DUP scuppers NI marriage equality move
Within a week of Ireland passing into law its Marriage Equality act Northern Ireland’s Stormont Assembly rejected, for the fifth time, legalizing same sex marriage – although a majority of assembly members voted in favour.
It was the first time a majority of Assembly members endorsed the motion jointly put by Sinn Féin and the SDLP calling on the Northern Executive “to table legislation to allow for same sex marriage”.
The vote was 53 in favour of changing the legislation with 52 opposed. UUP leader Mike Nesbitt, who has publicly opposed equality, abstained.
While 41 nationalists backed the proposal, it was approved by only four unionists, meaning it could not pass despite its single vote majority.
The DUP ensured the motion could not pass by lodging its veto, a petition of concern, because it did not have a majority of both Unionists and Nationalists
Just four out of 55 unionists who voted supported the motion.

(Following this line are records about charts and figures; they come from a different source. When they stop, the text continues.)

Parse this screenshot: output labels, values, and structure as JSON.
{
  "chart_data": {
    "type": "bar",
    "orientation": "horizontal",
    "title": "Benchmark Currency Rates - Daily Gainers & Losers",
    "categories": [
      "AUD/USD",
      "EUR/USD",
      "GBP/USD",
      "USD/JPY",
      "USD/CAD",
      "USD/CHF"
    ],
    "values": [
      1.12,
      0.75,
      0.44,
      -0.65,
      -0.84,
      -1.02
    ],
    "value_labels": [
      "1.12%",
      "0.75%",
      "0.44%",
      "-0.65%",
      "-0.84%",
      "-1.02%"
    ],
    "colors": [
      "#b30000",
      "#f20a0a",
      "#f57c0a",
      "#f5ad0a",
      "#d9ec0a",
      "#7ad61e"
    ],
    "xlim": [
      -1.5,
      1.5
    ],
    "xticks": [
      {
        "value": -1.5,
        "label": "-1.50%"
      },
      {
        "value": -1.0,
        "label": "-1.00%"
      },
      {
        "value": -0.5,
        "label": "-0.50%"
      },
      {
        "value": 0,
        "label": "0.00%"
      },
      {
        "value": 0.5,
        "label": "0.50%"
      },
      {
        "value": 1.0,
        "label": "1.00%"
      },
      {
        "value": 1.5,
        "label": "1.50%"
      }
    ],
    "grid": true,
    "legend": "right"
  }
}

It was the fifth time in three years Stormont voted on same sex marriage. Last April a Sinn Féin motion was defeated by a simple majority of 49 votes to 47.
All four earlier votes on the issue have fallen on a simple majority basis.
Northern Ireland is now the only part of the UK – indeed, the British Isles – where gay marriage is not legal.
Patrick Corrigan, of Amnesty International, said the majority vote showed that “slowly but surely, politicians are catching up with public opinion”. His organization said the “battle for equality in Northern Ireland will now move to the courts” as last June two couples won permission to challenge the ban by judicial review.